Sonntag, Juli 05, 2015

Paulus und die wilde 14 :-)

Eine Predigt: Wenn wir mit Charismatikern konfrontiert werden oder etwas über Charismen lesen, dann tauchen immer wieder die Begriffe Geistesgaben und Gnadengaben auf und mit den Begriffen auch sofort viele Fragen und Meinungen. Die einen sagen, das gibt’s doch gar nicht mehr, die anderen sagen ohne das kann man gar kein Christ sein und wiederum andere hängen die Charismen so hoch auf, dass fast keiner mehr dran kommt und sagen, Charismen?, das ist nur etwas für ganz heilige Menschen, die in außergewöhnlichen Aufträgen des Herrn unterwegs sind. Und auch wenn ich schon einiges in diesem Bereich erlebt habe, geht es mir immer noch so, dass mich beim Klang des Wortes Charisma der Reiz des Geheimnisvollen überkommt. Die Frucht des Geistes, das klingt nach Bodenhaftigkeit und alltäglichem Ausharren an einem Ort, aber die Gaben des Geistes scheinen den Duft der großen weiten Welt zu atmen. Die Gaben des Geistes sind aber, genau so wie die Frucht des Geistes, dazu da uns Jesus ähnlicher zu machen und uns jeden Tag an den Orten, an denen wir sind, ein Leben in der Nachfolge Jesu zu ermöglichen. Darum heißt die Predigt auch „Charismen – Auswirkungen der Gnade im Alltag“.
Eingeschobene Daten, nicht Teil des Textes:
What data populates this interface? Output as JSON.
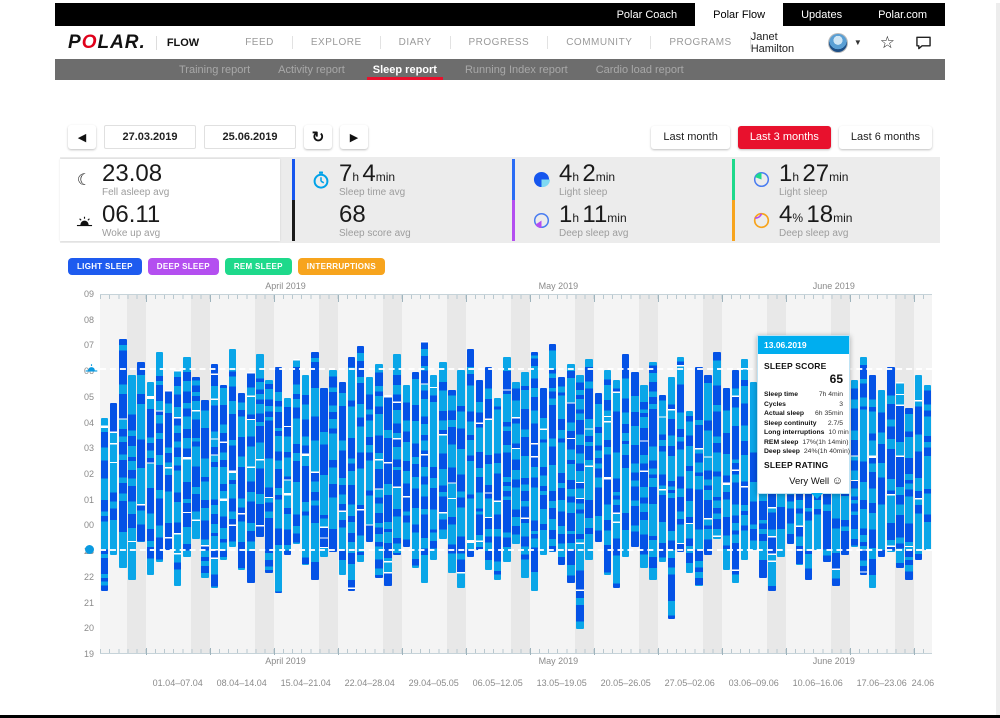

Das Ziel der Beschäftigung mit den Charismen ist, wie bei allen anderen Glaubensdingen auch, die Liebe zu Jesus und zu den Menschen und ein tieferes Verständnis des Geheimnisses, von dem Paulus in Kol 1,27 sagt: „Das ist das Geheimnis: Christus lebt in euch; und darin liegt eure Hoffnung: Ihr werdet an seiner Herrlichkeit teilhaben.“ Um zu verstehen, worum es bei diesem geheimnisvollen, brisanten und oft sehr umstrittenen Thema geht, muss ich mit euch heute morgen wieder ein bisschen Griechischstunde machen. Alle Wörter der griechischen Wurzel „char“ bezeichnen etwas, das Wohlbehagen erzeugt. Das ist mir wichtig, dass wir das allen Überlegungen über die Charismen und die Charismatiker voran stellen. Das verlieren wir Christen in der Auseinandersetzung mit diesem Thema und im Eifer des Gefechts nämlich allzu leicht aus den Augen und dann erzeugen die Geistesgaben und der Umgang mit ihnen eher Druck und Unbehagen.
Die Charismen kommen von Gott und darum sind sie ganz natürlich etwas, das Wohlbehagen auslösen soll. „Chara“ heißt die Freude und „charis“ die Gnade. Wenn jetzt zu „charis“ noch die Silbe „ma“ dazu kommt, eine Silbe, die „Wirkung“ bedeutet, dann haben wir das Wort „charisma“, und das bedeutet „Auswirkung der Gnade“. In der Mehrzahl „charismata“, Charismen bedeutet es Geschenke der Gnade, Gaben aus der Gnade des Gebers heraus. Und weil die Geistesgaben ein Geschenk von Gott sind, kann man sich übrigens auch NICHT für sie qualifizieren! Das sollte man sich ganz groß über’s Bett hängen oder vorne in seine Bibel reinschreiben. Man kann sich für die Gnadengaben nicht durch Brav- und Gutsein, noch durch Fasten, nicht durch Reife oder sonst irgendeine Leistung qualifizieren. Wenn es so wäre, wären es ja keine Geschenke mehr, sondern verdiente Belohnungen. Grundlegend ist es doch so, dass unser ganzes Christenleben von Anfang bis Ende eine einzige Auswirkung der Gnade ist, weil unser Christsein allein in dem endgültigen und unverdienten Freispruch durch das Kreuz Jesu wurzelt. So wie es in Röm 5,2 heißt: „Christus hat uns durch den Glauben ein Leben aus Gottes Gnade geschenkt, in der wir uns befinden, und wir sehen voller Freude der Herrlichkeit Gottes entgegen.“ Gnade ist das Wesen von allem, was vom Kreuz her kommt. Gnade ist in uns drin. Und die Definition von Gnade ist: Gnade ist die Überwindung einer Machtdistanz zwischen Starken und Schwachen durch die Initiative des Stärkeren. Und darum und um nichts anderes geht es auch bei den Geistesgaben, den geheimnisvollen Charismen.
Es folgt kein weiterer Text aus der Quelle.